An “entertaining and fast-paced” account of the organization that defines the military-industrial complex—and continues to shape our world today (The New York Times Book Review).
The RAND Corporation was born in the wake of World War II as a think tank to generate research and analysis for the United States military. It was a magnet for the best and the brightest—and also the most dangerous.
RAND quickly became the creator of America’s anti-Soviet nuclear strategy, attracting such Cold War luminaries as Albert Wohlstetter, Bernard Brodie, and Herman Kahn, who arguably saved us from nuclear annihilation—and unquestionably created the military-industrial complex Eisenhower warned against.

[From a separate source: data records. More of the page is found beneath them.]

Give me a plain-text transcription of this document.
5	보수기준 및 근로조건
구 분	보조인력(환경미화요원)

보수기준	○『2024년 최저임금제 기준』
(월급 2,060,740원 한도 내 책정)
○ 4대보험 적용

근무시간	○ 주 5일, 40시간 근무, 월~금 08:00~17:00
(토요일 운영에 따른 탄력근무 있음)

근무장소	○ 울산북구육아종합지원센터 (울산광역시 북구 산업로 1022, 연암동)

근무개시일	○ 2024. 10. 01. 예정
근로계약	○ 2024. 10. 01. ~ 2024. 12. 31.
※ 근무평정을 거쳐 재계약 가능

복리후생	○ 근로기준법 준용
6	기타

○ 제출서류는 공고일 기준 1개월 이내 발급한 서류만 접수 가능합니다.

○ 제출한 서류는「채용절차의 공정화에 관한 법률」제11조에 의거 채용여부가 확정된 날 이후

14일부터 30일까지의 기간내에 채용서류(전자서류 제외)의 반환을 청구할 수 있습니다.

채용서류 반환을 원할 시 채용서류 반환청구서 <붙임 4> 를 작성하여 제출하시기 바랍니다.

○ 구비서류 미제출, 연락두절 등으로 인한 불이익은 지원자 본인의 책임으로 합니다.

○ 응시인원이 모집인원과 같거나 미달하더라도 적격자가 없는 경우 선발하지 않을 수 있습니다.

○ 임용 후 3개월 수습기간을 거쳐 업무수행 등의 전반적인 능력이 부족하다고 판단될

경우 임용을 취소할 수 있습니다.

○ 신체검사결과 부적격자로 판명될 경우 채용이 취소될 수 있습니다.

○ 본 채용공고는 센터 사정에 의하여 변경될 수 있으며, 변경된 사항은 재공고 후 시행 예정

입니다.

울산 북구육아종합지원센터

In the Kennedy era, RAND analysts and their theories of rational warfare steered our conduct in Vietnam. Those same theories drove our invasion of Iraq forty-five years later, championed by RAND affiliated actors such as Paul Wolfowitz, Donald Rumsfeld, and Zalmay Khalilzad.
But RAND’s greatest contribution might be its least known: rational choice theory, a model explaining all human behavior through self-interest. Through it RAND sparked the Reagan-led transformation of our social and economic system, but also unleashed a resurgence of precisely the forces whose existence it denied: religion, patriotism, tribalism.
With Soldiers of Reason, Alex Abella shares a “well-researched” history of America’s last half century that casts a new light on our problematic present (San Francisco Chronicle).